Does this give us more functionality? No, not yet. Second Life has a shed load of functionality already, for a lot of users the problem is accessing it, not that Second Life won't let them do it.
I'd be tempted to add some more bits:
- Photoshop lets you dock palettes, create your own tabbed palettes etc. Second Life should too. You should also be able to remove bits. This would give people like me that love it, a separate friends menu still for example. When building and scripting, I often flick between several tabs on the edit floater. I'd like to be able to tear them off and dot them around the screen. You don't want this? No worries, it's an option, not a necessity.
- Display options for IMs. Most IM clients I've seen use tabs across for different IMs, so keep that (although make it easy to tear them off, which we already have and I'm sure some people use). But the presentation is... dull. Let us skin that. Provide us with some common skins. I like black backgrounds and two-tone green writing, or green backgrounds and black writing. They both hurt some people. But you like the iChat look, well make that available (I'm gradually falling for it on the iPhone for SMS conversations I must admit). You want screaming red and teal on an orange background? OK, you can do that.
- Add in an option to set your font. The "SL font" isn't unpleasant, but working with dyslexic learners I quickly learnt there's no such thing as an ideal font. Some like clean, sans-serif fonts, others prefer serif fonts. Some like wide fonts, some like narrow fonts and so on. Like a lot of mac users I have a lot of fonts (about 1,000 at the last count) and whilst some of them are no good for Second Life, it should be my choice.

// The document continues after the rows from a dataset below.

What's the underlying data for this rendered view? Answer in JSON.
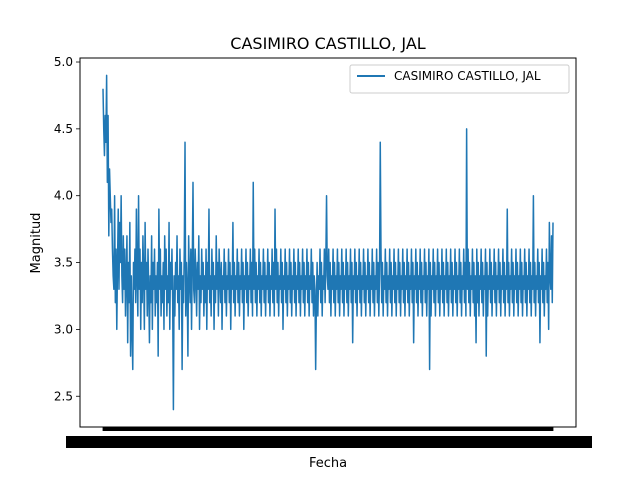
{
  "chart_data": {
    "type": "line",
    "title": "CASIMIRO CASTILLO, JAL",
    "xlabel": "Fecha",
    "ylabel": "Magnitud",
    "ylim": [
      2.27,
      5.03
    ],
    "yticks": [
      2.5,
      3.0,
      3.5,
      4.0,
      4.5,
      5.0
    ],
    "ytick_labels": [
      "2.5",
      "3.0",
      "3.5",
      "4.0",
      "4.5",
      "5.0"
    ],
    "x_tick_labels_note": "dense overlapping date labels (illegible)",
    "legend": {
      "position": "top-right",
      "entries": [
        "CASIMIRO CASTILLO, JAL"
      ]
    },
    "colors": {
      "series": "#1f77b4"
    },
    "series": [
      {
        "name": "CASIMIRO CASTILLO, JAL",
        "values": [
          4.8,
          4.5,
          4.3,
          4.6,
          4.4,
          4.9,
          4.1,
          4.6,
          3.7,
          4.2,
          4.0,
          3.8,
          3.9,
          3.6,
          3.4,
          3.3,
          4.0,
          3.2,
          3.6,
          3.0,
          3.5,
          3.9,
          3.3,
          3.8,
          3.5,
          4.0,
          3.4,
          3.2,
          3.7,
          3.3,
          3.6,
          3.1,
          3.4,
          3.7,
          2.9,
          3.5,
          3.2,
          3.8,
          2.8,
          3.4,
          3.0,
          2.7,
          3.5,
          3.3,
          3.6,
          3.2,
          3.9,
          3.4,
          3.1,
          4.0,
          3.3,
          3.6,
          3.0,
          3.5,
          3.2,
          3.7,
          3.4,
          3.0,
          3.8,
          3.3,
          3.5,
          3.1,
          3.6,
          3.3,
          2.9,
          3.4,
          3.2,
          3.7,
          3.0,
          3.5,
          3.3,
          3.6,
          3.1,
          3.4,
          3.2,
          3.5,
          2.8,
          3.9,
          3.3,
          3.6,
          3.1,
          3.4,
          3.2,
          3.5,
          3.0,
          3.7,
          3.3,
          3.6,
          3.1,
          3.4,
          3.2,
          3.8,
          3.0,
          3.5,
          3.3,
          3.6,
          3.2,
          2.4,
          3.4,
          3.1,
          3.5,
          3.3,
          3.7,
          3.2,
          3.4,
          3.0,
          3.6,
          3.3,
          3.5,
          2.7,
          3.4,
          3.2,
          3.6,
          4.4,
          3.1,
          3.5,
          3.3,
          2.8,
          3.7,
          3.4,
          3.2,
          3.6,
          3.0,
          3.5,
          4.1,
          3.3,
          3.2,
          3.6,
          3.4,
          3.1,
          3.5,
          3.3,
          3.7,
          3.0,
          3.4,
          3.2,
          3.6,
          3.3,
          3.5,
          3.1,
          3.4,
          3.2,
          3.6,
          3.0,
          3.5,
          3.3,
          3.9,
          3.2,
          3.4,
          3.1,
          3.6,
          3.3,
          3.5,
          3.0,
          3.4,
          3.2,
          3.7,
          3.3,
          3.5,
          3.1,
          3.6,
          3.4,
          3.2,
          3.5,
          3.0,
          3.4,
          3.3,
          3.6,
          3.2,
          3.5,
          3.1,
          3.4,
          3.3,
          3.6,
          3.2,
          3.5,
          3.0,
          3.4,
          3.3,
          3.8,
          3.2,
          3.5,
          3.1,
          3.4,
          3.3,
          3.6,
          3.2,
          3.5,
          3.1,
          3.4,
          3.3,
          3.6,
          3.2,
          3.5,
          3.0,
          3.4,
          3.3,
          3.6,
          3.2,
          3.5,
          3.1,
          3.4,
          3.3,
          3.6,
          3.2,
          3.5,
          3.1,
          4.1,
          3.3,
          3.6,
          3.2,
          3.5,
          3.1,
          3.4,
          3.3,
          3.6,
          3.2,
          3.5,
          3.1,
          3.4,
          3.3,
          3.6,
          3.2,
          3.5,
          3.1,
          3.4,
          3.3,
          3.6,
          3.2,
          3.5,
          3.1,
          3.4,
          3.3,
          3.6,
          3.2,
          3.5,
          3.1,
          3.9,
          3.3,
          3.6,
          3.2,
          3.5,
          3.1,
          3.4,
          3.3,
          3.6,
          3.2,
          3.5,
          3.0,
          3.4,
          3.3,
          3.6,
          3.2,
          3.5,
          3.1,
          3.4,
          3.3,
          3.6,
          3.2,
          3.5,
          3.1,
          3.4,
          3.3,
          3.6,
          3.2,
          3.5,
          3.1,
          3.4,
          3.3,
          3.6,
          3.2,
          3.5,
          3.1,
          3.4,
          3.3,
          3.6,
          3.2,
          3.5,
          3.1,
          3.4,
          3.3,
          3.6,
          3.2,
          3.5,
          3.1,
          3.4,
          3.3,
          3.6,
          3.2,
          3.5,
          3.1,
          3.4,
          3.3,
          2.7,
          3.2,
          3.5,
          3.1,
          3.4,
          3.3,
          3.6,
          3.2,
          3.5,
          3.1,
          3.4,
          3.3,
          3.6,
          3.2,
          3.5,
          4.0,
          3.4,
          3.3,
          3.6,
          3.2,
          3.5,
          3.1,
          3.4,
          3.3,
          3.6,
          3.2,
          3.5,
          3.1,
          3.4,
          3.3,
          3.6,
          3.2,
          3.5,
          3.1,
          3.4,
          3.3,
          3.6,
          3.2,
          3.5,
          3.1,
          3.4,
          3.3,
          3.6,
          3.2,
          3.5,
          3.1,
          3.4,
          3.3,
          3.6,
          3.2,
          3.5,
          2.9,
          3.4,
          3.3,
          3.6,
          3.2,
          3.5,
          3.1,
          3.4,
          3.3,
          3.6,
          3.2,
          3.5,
          3.1,
          3.4,
          3.3,
          3.6,
          3.2,
          3.5,
          3.1,
          3.4,
          3.3,
          3.6,
          3.2,
          3.5,
          3.1,
          3.4,
          3.3,
          3.6,
          3.2,
          3.5,
          3.1,
          3.4,
          3.3,
          3.6,
          3.2,
          3.5,
          3.1,
          3.4,
          4.4,
          3.6,
          3.2,
          3.5,
          3.1,
          3.4,
          3.3,
          3.6,
          3.2,
          3.5,
          3.1,
          3.4,
          3.3,
          3.6,
          3.2,
          3.5,
          3.1,
          3.4,
          3.3,
          3.6,
          3.2,
          3.5,
          3.1,
          3.4,
          3.3,
          3.6,
          3.2,
          3.5,
          3.1,
          3.4,
          3.3,
          3.6,
          3.2,
          3.5,
          3.1,
          3.4,
          3.3,
          3.6,
          3.2,
          3.5,
          3.1,
          3.4,
          3.3,
          3.6,
          3.2,
          3.5,
          2.9,
          3.4,
          3.3,
          3.6,
          3.2,
          3.5,
          3.1,
          3.4,
          3.3,
          3.6,
          3.2,
          3.5,
          3.1,
          3.4,
          3.3,
          3.6,
          3.2,
          3.5,
          3.1,
          3.4,
          3.3,
          3.6,
          2.7,
          3.5,
          3.1,
          3.4,
          3.3,
          3.6,
          3.2,
          3.5,
          3.1,
          3.4,
          3.3,
          3.6,
          3.2,
          3.5,
          3.1,
          3.4,
          3.3,
          3.6,
          3.2,
          3.5,
          3.1,
          3.4,
          3.3,
          3.6,
          3.2,
          3.5,
          3.1,
          3.4,
          3.3,
          3.6,
          3.2,
          3.5,
          3.1,
          3.4,
          3.3,
          3.6,
          3.2,
          3.5,
          3.1,
          3.4,
          3.3,
          3.6,
          3.2,
          3.5,
          3.1,
          3.4,
          3.3,
          3.6,
          3.2,
          3.5,
          3.1,
          4.5,
          3.3,
          3.6,
          3.2,
          3.5,
          3.1,
          3.4,
          3.3,
          3.6,
          3.2,
          3.5,
          3.1,
          3.4,
          2.9,
          3.6,
          3.2,
          3.5,
          3.1,
          3.4,
          3.3,
          3.6,
          3.2,
          3.5,
          3.1,
          3.4,
          3.3,
          3.6,
          2.8,
          3.5,
          3.1,
          3.4,
          3.3,
          3.6,
          3.2,
          3.5,
          3.1,
          3.4,
          3.3,
          3.6,
          3.2,
          3.5,
          3.1,
          3.4,
          3.3,
          3.6,
          3.2,
          3.5,
          3.1,
          3.4,
          3.3,
          3.6,
          3.2,
          3.5,
          3.1,
          3.4,
          3.3,
          3.9,
          3.2,
          3.5,
          3.1,
          3.4,
          3.3,
          3.6,
          3.2,
          3.5,
          3.1,
          3.4,
          3.3,
          3.6,
          3.2,
          3.5,
          3.1,
          3.4,
          3.3,
          3.6,
          3.2,
          3.5,
          3.1,
          3.4,
          3.3,
          3.6,
          3.2,
          3.5,
          3.1,
          3.4,
          3.3,
          3.6,
          3.2,
          3.5,
          3.1,
          3.4,
          3.3,
          4.0,
          3.2,
          3.5,
          3.1,
          3.4,
          3.3,
          3.6,
          3.2,
          3.5,
          2.9,
          3.4,
          3.3,
          3.6,
          3.2,
          3.5,
          3.1,
          3.4,
          3.3,
          3.6,
          3.2,
          3.5,
          3.0,
          3.8,
          3.4,
          3.3,
          3.7,
          3.2,
          3.8
        ]
      }
    ]
  }
}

The whole point of this is to put options in the hands of each resident. My "perfect" interface probably looks nothing like yours. The colours, labels, fonts, positions and everything else are changeable to suit you.
I'm not abandoning the ideas from those who did enter the contest either. I'd lift Damien's idea of separate button sets or themes. I'll extend it and nick the rest from Apple and their spaces idea. I don't use spaces on my Mac, I'll admit, but the ability to define basically any number of skins that I want, brilliant. I'll have building, scripting, texturing, shopping, socialising etc. themes, all available at the click of a button or two.
Inventory needs a rebuild, and I'm just going to steal Jacek's idea as it currently sits there. It might not be the ultimate solution, but it's certainly a big step in the right direction. The yowling masses might moan that favourites will change - well kiddies, I think we're mostly grown ups here. If you change your favourites, change them. Make it easy to do. Apple's sidebar on finder windows is a miracle of ease of use, but that might be too much to aspire to just yet. But a simple right click item on folders to mark/unmark is easy enough. Don't like the idea because you're too lazy to keep it up to date? No problem, don't use it.